Frauen-Business-TagNur jede dritte Führungskraft im Kreis Euskirchen ist eine Frau
Martina Di Lorenzo ist Unternehmerin. Vom Frauen-Business-Tag in der Alten Tuchfabrik erwartet sie sich zweierlei: Zum einen möchte sie endlich auch in ihrer Heimatstadt netzwerken, zum anderen möchte sie lernen, selbstbewusster aufzutreten. Und zwar mindestens so selbstbewusst wie die Männer, mit denen sie jeden Tag arbeitet – deren Vorgesetzte sie sogar ist.
In der Arbeitswelt sei die Gleichstellung von Mann und Frau noch lange nicht erreicht, erklärt Astrid Günther, Gleichstellungsbeauftragte des Kreises Euskirchen. Würde sich alles so weiterentwickeln wie bisher, dauere es in Deutschland noch 132 Jahre, bis eine Parität erreicht sei. „Die Gleichstellung ist kein Sprint, sondern ein Langstreckenlauf“, sagt Günther.
Anteil von Frauen in Führungspositionen ist abhängig von Unternehmensgröße
Dass sich bei gleicher oder sogar besserer Qualifikation immer noch deutlich weniger Frauen in Führungspositionen befinden und dass der Anteil der Frauen in Führungspositionen immer noch abhängig ist von der Größe des Unternehmens, weiß auch Euskirchens Landrat Markus Ramers: Nur ein Drittel aller Führungspositionen sei auch im Kreis Euskirchen weiblich besetzt. „Wir haben Nachholbedarf“, sagt der einzige Mann im Raum bei der Veranstaltungseröffnung.
Birgitt van Megeren ist die Leiterin des Kompetenzzentrums Frau und Beruf in der Region Aachen. „Mit diesem Event möchten wir einen Blick auf die weiblichen Karrieren werfen“, sagt sie. Regelmäßig veranstalte das Kompetenzzentrum Netzwerkevents für weibliche Personalverantwortliche, Geschäftsführerinnen aus kleinen und mittleren Unternehmen in der Region, Wiedereinsteigerinnen und weibliche Nachwuchsführungskräfte.
Flankiert werden diese wie am Freitag, 12. April, von Elevator Pitches (einer kurzen Vorstellung eines Unternehmens oder einer Idee, die nur so lang dauern darf wie eine Aufzugfahrt), Impulsvorträgen wie dem von Antje Röwe, in dem sie auslotet, wie Chancen entstehen, und Workshops zu den Themen Persönlichkeitsentwicklung und Resilienz, Personalverantwortung und Selbstvertrauen.

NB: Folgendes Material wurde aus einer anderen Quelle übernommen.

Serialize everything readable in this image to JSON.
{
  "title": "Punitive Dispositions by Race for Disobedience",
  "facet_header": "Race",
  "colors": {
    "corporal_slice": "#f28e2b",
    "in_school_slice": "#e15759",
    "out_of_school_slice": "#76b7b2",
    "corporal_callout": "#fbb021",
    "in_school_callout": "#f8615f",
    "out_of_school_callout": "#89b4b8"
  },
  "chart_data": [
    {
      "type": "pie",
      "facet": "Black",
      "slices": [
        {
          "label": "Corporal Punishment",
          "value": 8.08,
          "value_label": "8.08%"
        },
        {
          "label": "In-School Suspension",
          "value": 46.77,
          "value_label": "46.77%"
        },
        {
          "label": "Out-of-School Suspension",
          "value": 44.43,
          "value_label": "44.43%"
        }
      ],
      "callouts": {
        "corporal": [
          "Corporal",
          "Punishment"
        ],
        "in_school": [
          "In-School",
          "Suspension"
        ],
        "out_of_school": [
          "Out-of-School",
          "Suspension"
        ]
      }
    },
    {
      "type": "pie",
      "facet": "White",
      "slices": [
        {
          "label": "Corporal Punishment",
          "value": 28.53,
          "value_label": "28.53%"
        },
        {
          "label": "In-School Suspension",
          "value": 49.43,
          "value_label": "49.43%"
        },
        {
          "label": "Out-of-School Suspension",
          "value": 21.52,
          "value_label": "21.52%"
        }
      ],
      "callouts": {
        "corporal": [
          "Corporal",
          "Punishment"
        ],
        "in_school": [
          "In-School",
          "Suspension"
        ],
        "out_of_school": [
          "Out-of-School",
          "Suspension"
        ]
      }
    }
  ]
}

Teilnehmerinnen machen Workshops zu den Themen Resilienz und Verantwortung
Martina Di Lorenzo: „Das ist der richtige Workshop für mich.“ Die Euskirchenerin erzählt, dass sie große Schwierigkeiten habe, sich selbstbewusst zu verkaufen. Und das sei ein Problem, wenn man eine Produktionsfirma für Dokumentarfilme gegründet habe.

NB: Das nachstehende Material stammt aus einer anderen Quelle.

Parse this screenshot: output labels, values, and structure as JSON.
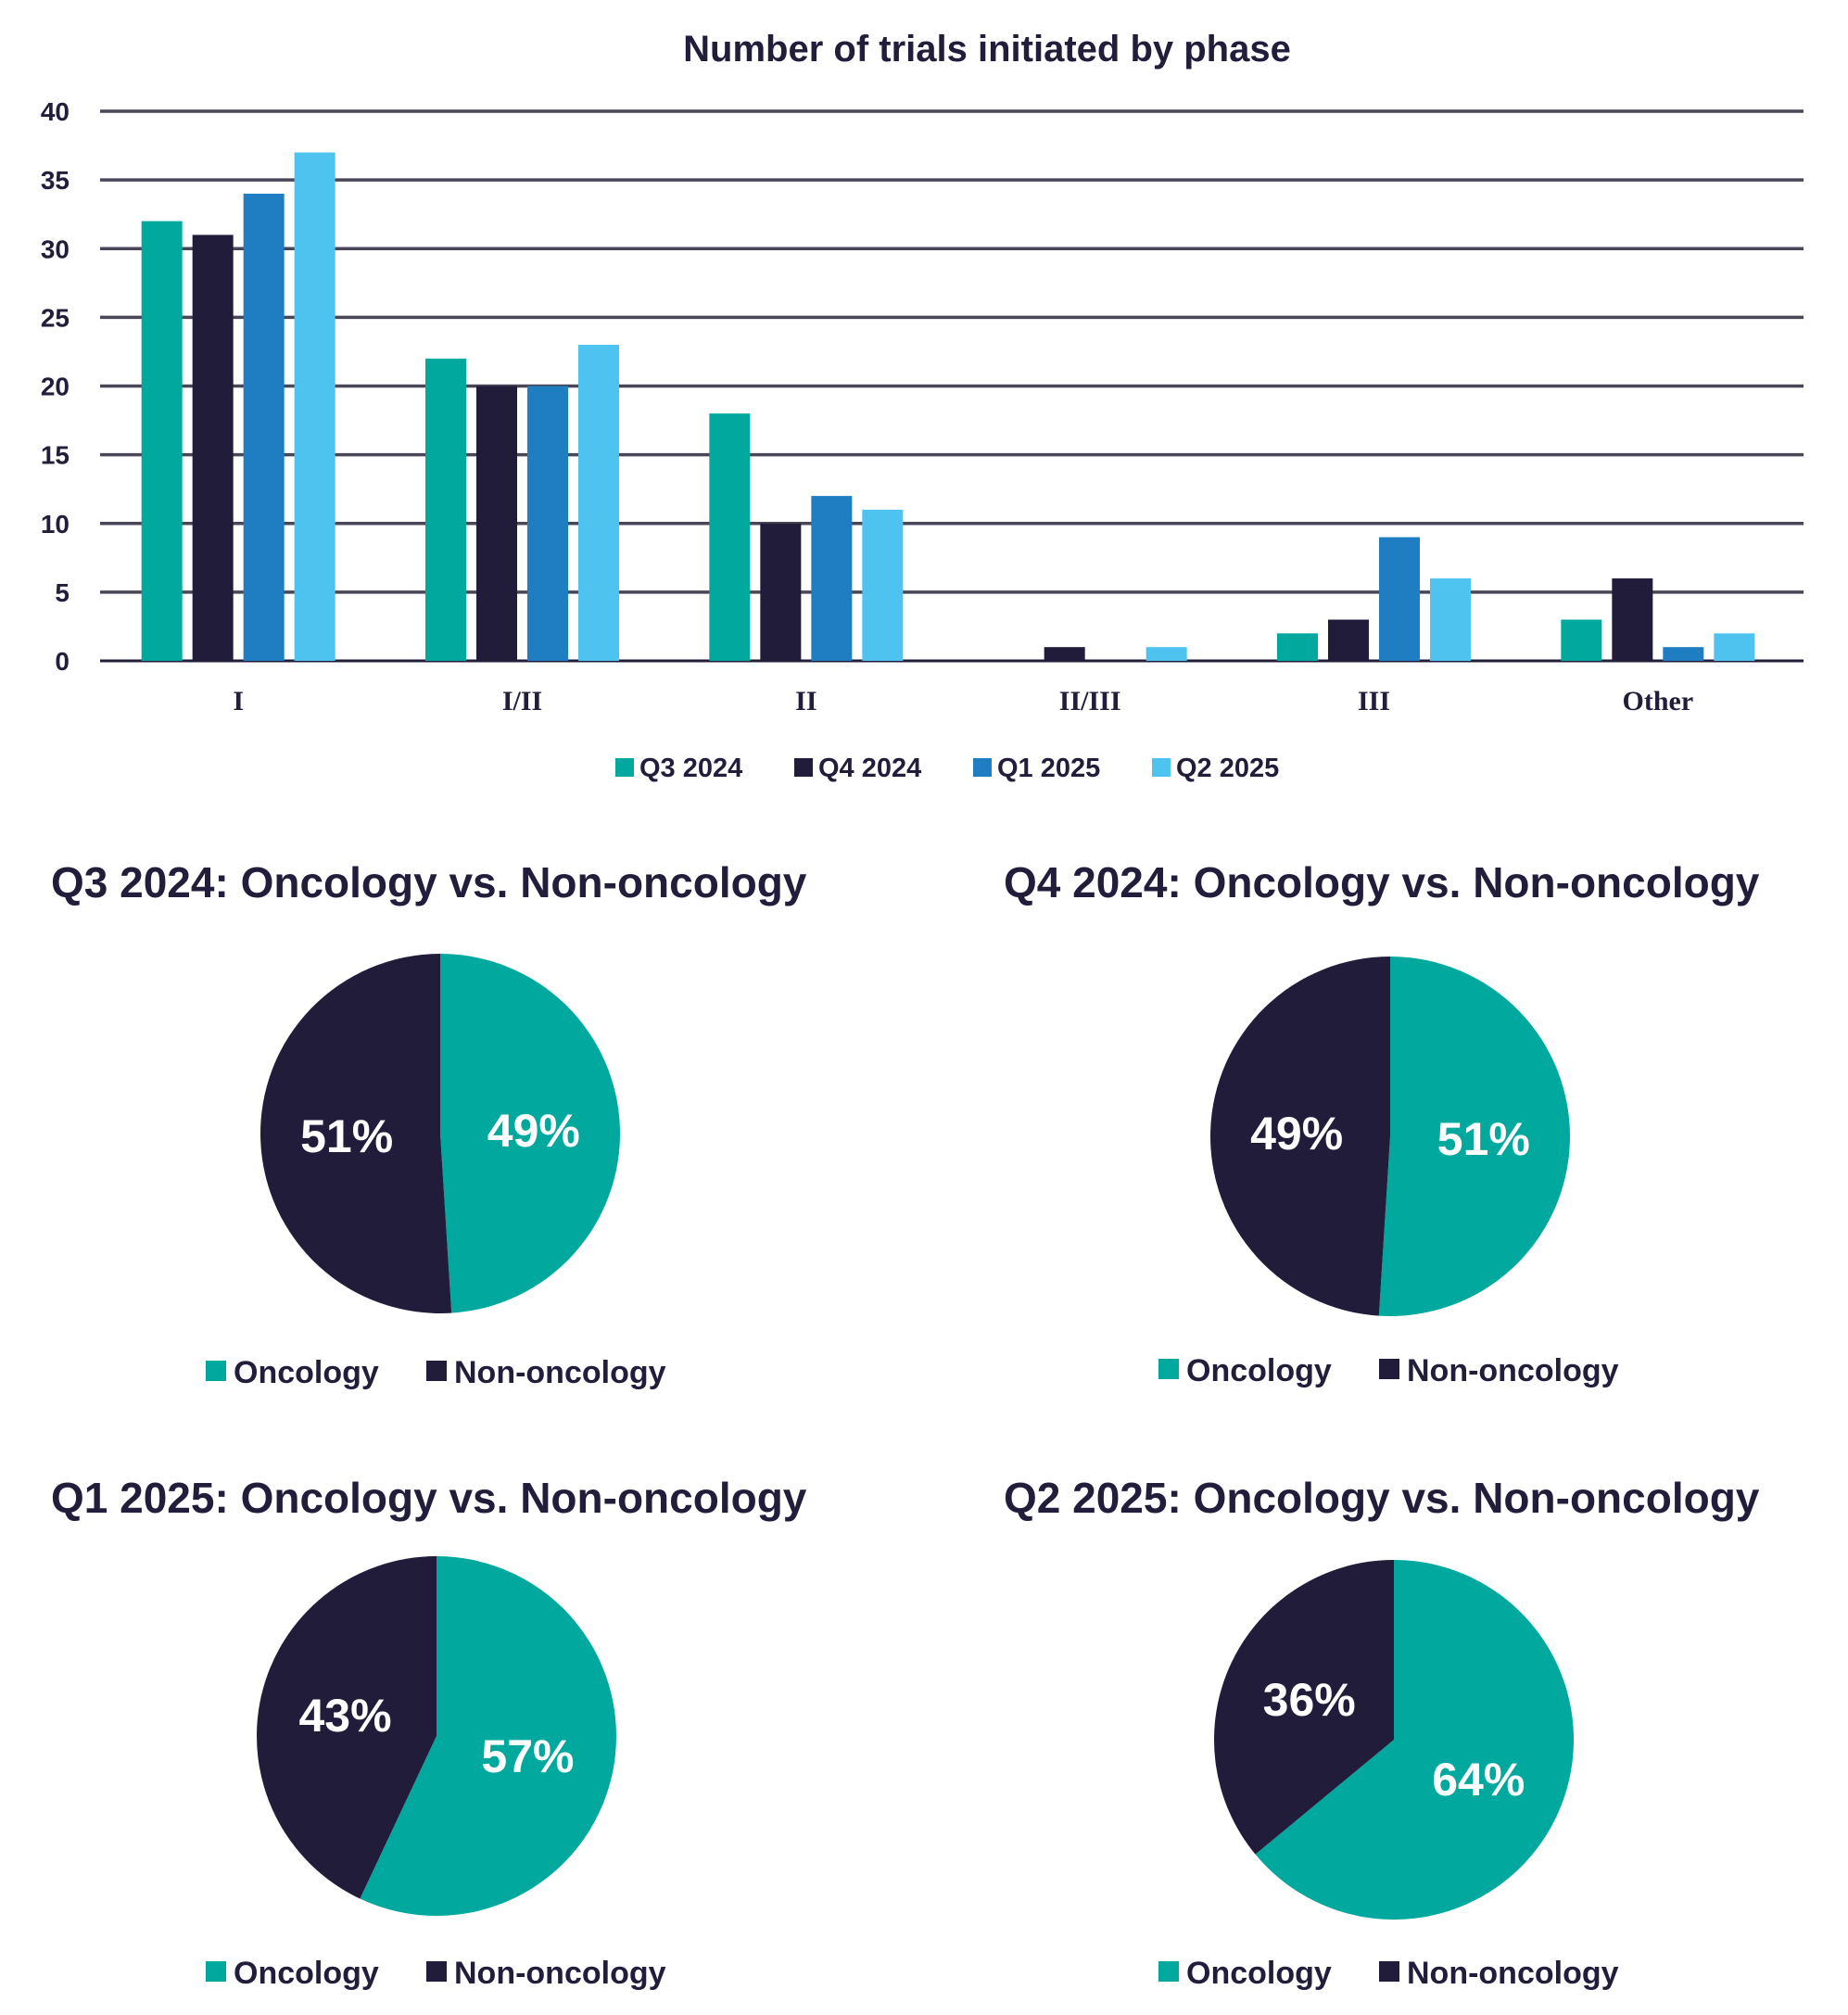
{
  "colors": {
    "q3_2024": "#00A89D",
    "q4_2024": "#211C3A",
    "q1_2025": "#1F7EC2",
    "q2_2025": "#4FC3F0",
    "oncology": "#00A89D",
    "non_oncology": "#211C3A",
    "grid": "#4a4658"
  },
  "chart_data": [
    {
      "type": "bar",
      "title": "Number of trials initiated by phase",
      "xlabel": "",
      "ylabel": "",
      "categories": [
        "I",
        "I/II",
        "II",
        "II/III",
        "III",
        "Other"
      ],
      "yticks": [
        "0",
        "5",
        "10",
        "15",
        "20",
        "25",
        "30",
        "35",
        "40"
      ],
      "ylim": [
        0,
        40
      ],
      "grid": true,
      "legend_placement": "bottom",
      "series": [
        {
          "name": "Q3 2024",
          "values": [
            32,
            22,
            18,
            0,
            2,
            3
          ]
        },
        {
          "name": "Q4 2024",
          "values": [
            31,
            20,
            10,
            1,
            3,
            6
          ]
        },
        {
          "name": "Q1 2025",
          "values": [
            34,
            20,
            12,
            0,
            9,
            1
          ]
        },
        {
          "name": "Q2 2025",
          "values": [
            37,
            23,
            11,
            1,
            6,
            2
          ]
        }
      ]
    },
    {
      "type": "pie",
      "title": "Q3 2024: Oncology vs. Non-oncology",
      "legend_placement": "bottom",
      "slices": [
        {
          "name": "Oncology",
          "value": 49,
          "label": "49%"
        },
        {
          "name": "Non-oncology",
          "value": 51,
          "label": "51%"
        }
      ]
    },
    {
      "type": "pie",
      "title": "Q4 2024: Oncology vs. Non-oncology",
      "legend_placement": "bottom",
      "slices": [
        {
          "name": "Oncology",
          "value": 51,
          "label": "51%"
        },
        {
          "name": "Non-oncology",
          "value": 49,
          "label": "49%"
        }
      ]
    },
    {
      "type": "pie",
      "title": "Q1 2025: Oncology vs. Non-oncology",
      "legend_placement": "bottom",
      "slices": [
        {
          "name": "Oncology",
          "value": 57,
          "label": "57%"
        },
        {
          "name": "Non-oncology",
          "value": 43,
          "label": "43%"
        }
      ]
    },
    {
      "type": "pie",
      "title": "Q2 2025: Oncology vs. Non-oncology",
      "legend_placement": "bottom",
      "slices": [
        {
          "name": "Oncology",
          "value": 64,
          "label": "64%"
        },
        {
          "name": "Non-oncology",
          "value": 36,
          "label": "36%"
        }
      ]
    }
  ]
}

Das mühelose und sorgenfreie „Ich kann das“ und „Lasst es uns angehen“ ihrer männlichen Kollegen möchte sie sich auch aneignen. Warum ihr das so viel schwerer falle als den Männern, mit denen sie zusammenarbeite, könne sie nur vermuten. „Vielleicht sind wir …“ Sie meint alle Frauen und korrigiert sich: „Vielleicht bin ich dazu erzogen worden, immer still und bescheiden zu sein.“ Und dann sei man auf den Arbeitsmarkt geworfen worden, und plötzlich sei genau das Gegenteil gefragt.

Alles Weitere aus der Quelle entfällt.